Helicopters, tanks and other vehicles could someday be made of “smart material” that senses damage, similar to how nerves tell the body it has been injured, with the help of new research based at Clemson University and funded by the U.S. Army Research Laboratory.
The idea is that magnetically sensitive material would be embedded within the smart material throughout the vehicle and act as a sensor that says, “Ouch! We have damage here,” said Oliver Myers, an associate professor of mechanical engineering.
Just as pain is relayed to the brain, the damage report would go to a computer and help determine whether a vehicle should keep going or return to the depot.
“In the field, we need that self-diagnostic capability,” Myers said. “Lieutenant Data in ‘Star Trek’ always says, ‘I’m performing to specified parameters.’ We want to make sure our platforms are performing to those specified parameters at a minimum.”
Myers is receiving $993,492 from the U.S. Army Research Laboratory to lead the project.
The research could help the Army save money on rotorcraft maintenance, said Asha Hall, the lead co-principal investigator and Prognostics and Diagnostics acting team lead in the Mechanics Division of the Vehicle Technology Directorate at the U.S. Army Research Laboratory.
As a safety measure, the Army replaces some parts based on how long they have been in service, whether they appear damaged or not, she said. Embedded sensors could make it possible for parts to remain in service longer, based on their condition, Hall said.
“We’re trying to extend that maintenance-free operating period,” she said. “The big, big impact is to reduce sustainment costs for the Army.”
The research builds on the fast-growing field of composite materials, which are used in a variety of products from cars to airplanes. Composite materials often look and feel like plastic but are lighter and stronger than metals, including steel.
The team is sandwiching “magnetostrictive” material between multiple layers of composite materials, creating a laminate. The magnetostrictive material responds to a magnetic field or a change in stress, allowing it to act as the nerve that senses the damage.
“The composite laminate effectively becomes a smart structure,” Myers said.
The types of damage it could detect include impacts, cracking and unusual loading, he said.
Part of what makes the team’s approach unique is that the magnetostrictive material that senses the damage is embedded in the structure itself during the fabrication process, rather than attaching sensors after the structure is already built. Those external sensors often require additional equipment, Myers said.
The magnetostrictive material requires no power, is lightweight and operates in harsh environments, he said.

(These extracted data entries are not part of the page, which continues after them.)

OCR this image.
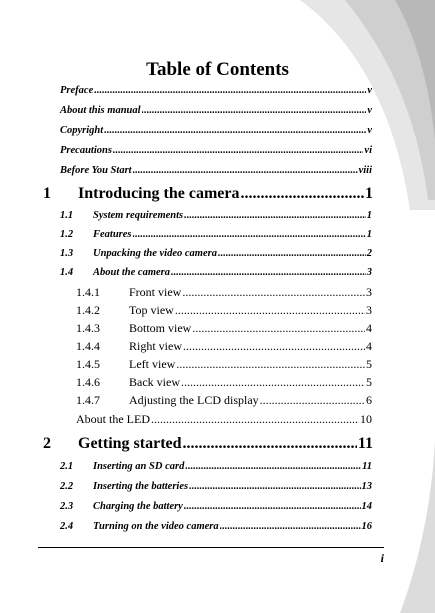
Table of Contents
Preface .....	v
About this manual .....	v
Copyright .....	v
Precautions .....	vi
Before You Start .....	viii
1	Introducing the camera .....	1
1.1	System requirements .....	1
1.2	Features .....	1
1.3	Unpacking the video camera .....	2
1.4	About the camera .....	3
1.4.1	Front view .....	3
1.4.2	Top view .....	3
1.4.3	Bottom view .....	4
1.4.4	Right view .....	4
1.4.5	Left view .....	5
1.4.6	Back view .....	5
1.4.7	Adjusting the LCD display .....	6
About the LED .....	10
2	Getting started .....	11
2.1	Inserting an SD card .....	11
2.2	Inserting the batteries .....	13
2.3	Charging the battery .....	14
2.4	Turning on the video camera .....	16
i
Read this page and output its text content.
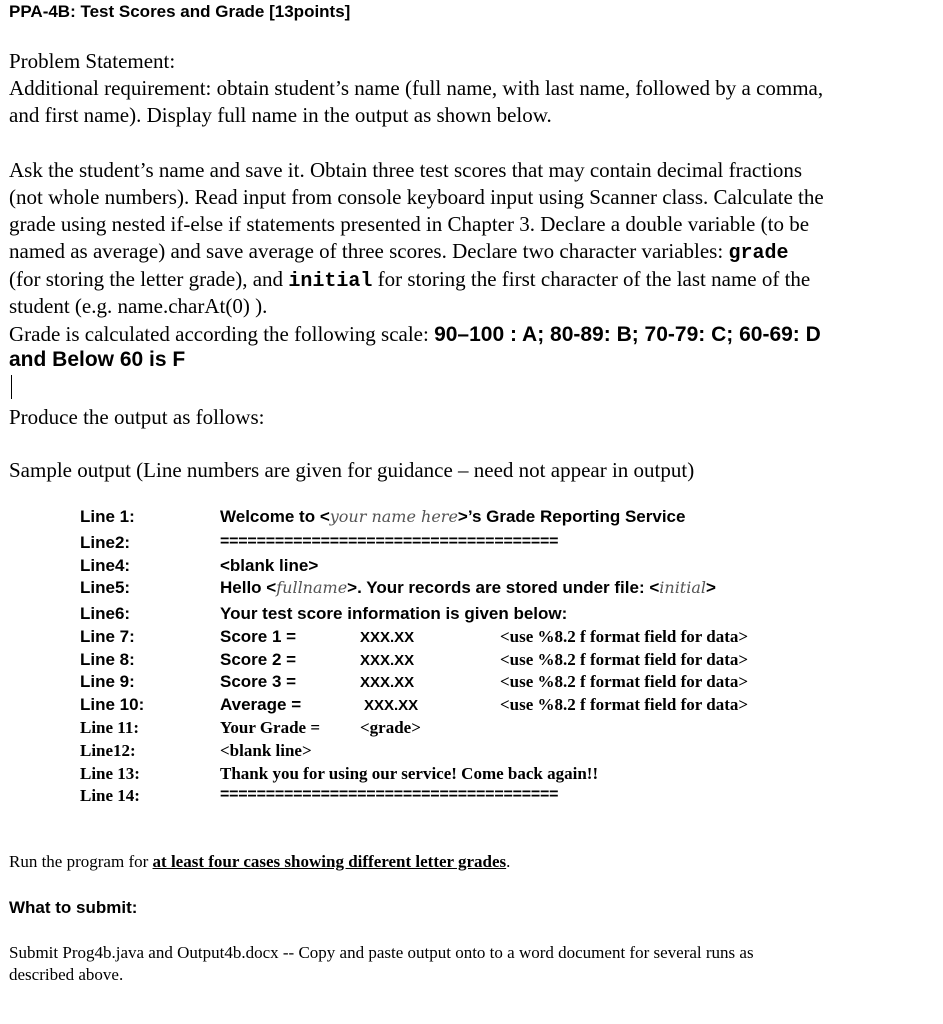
PPA-4B: Test Scores and Grade [13points]
Problem Statement:
Additional requirement: obtain student’s name (full name, with last name, followed by a comma,
and first name). Display full name in the output as shown below.
Ask the student’s name and save it. Obtain three test scores that may contain decimal fractions
(not whole numbers). Read input from console keyboard input using Scanner class. Calculate the
grade using nested if-else if statements presented in Chapter 3. Declare a double variable (to be
named as average) and save average of three scores. Declare two character variables: grade
(for storing the letter grade), and initial for storing the first character of the last name of the
student (e.g. name.charAt(0) ).
Grade is calculated according the following scale: 90–100 : A; 80-89: B; 70-79: C; 60-69: D
and Below 60 is F
Produce the output as follows:
Sample output (Line numbers are given for guidance – need not appear in output)
Line 1:	Welcome to <your name here>’s Grade Reporting Service
Line2:	=====================================
Line4:	<blank line>
Line5:	Hello <fullname>. Your records are stored under file: <initial>
Line6:	Your test score information is given below:
Line 7:	Score 1 =	XXX.XX	<use %8.2 f format field for data>
Line 8:	Score 2 =	XXX.XX	<use %8.2 f format field for data>
Line 9:	Score 3 =	XXX.XX	<use %8.2 f format field for data>
Line 10:	Average =	XXX.XX	<use %8.2 f format field for data>
Line 11:	Your Grade = <grade>
Line12:	<blank line>
Line 13:	Thank you for using our service! Come back again!!
Line 14:	=====================================
Run the program for at least four cases showing different letter grades.
What to submit:
Submit Prog4b.java and Output4b.docx -- Copy and paste output onto to a word document for several runs as
described above.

“Dr. Myers has deep experience in smart materials and smart structure mechanics of systems ranging from nano- to macro-scales sizes,” Figliola said. “He has written journal articles and attended conferences to develop relationships with his collaborators. The award is well-deserved.”
Myers said the research was inspired by his master’s work in mechanical engineering at the University of Maryland, Baltimore County, where he studied under the Meyerhoff Scholarship Program. That’s when he began playing with the idea of embedding materials in composite structures to see if damage could be detected.
At the time, he did it on a small scale.
Deployment to the field could be 10-20 years away, but Myers aims to move the research in that direction.
The central question Myers is asking is how the team can create a “robust sensing operation” using the embedded magnetostrictive material. Robust would mean it is observable, repeatable, measurable and sustainable, he said.
“We want this to not only be a benchtop experiment, but we want to be able to put it on larger structures and larger systems so that once we go from the benchtop coupon level we go to a full-size system and have it function as an NDE, or nondestructive evaluation, structural health-monitoring platform,” he said.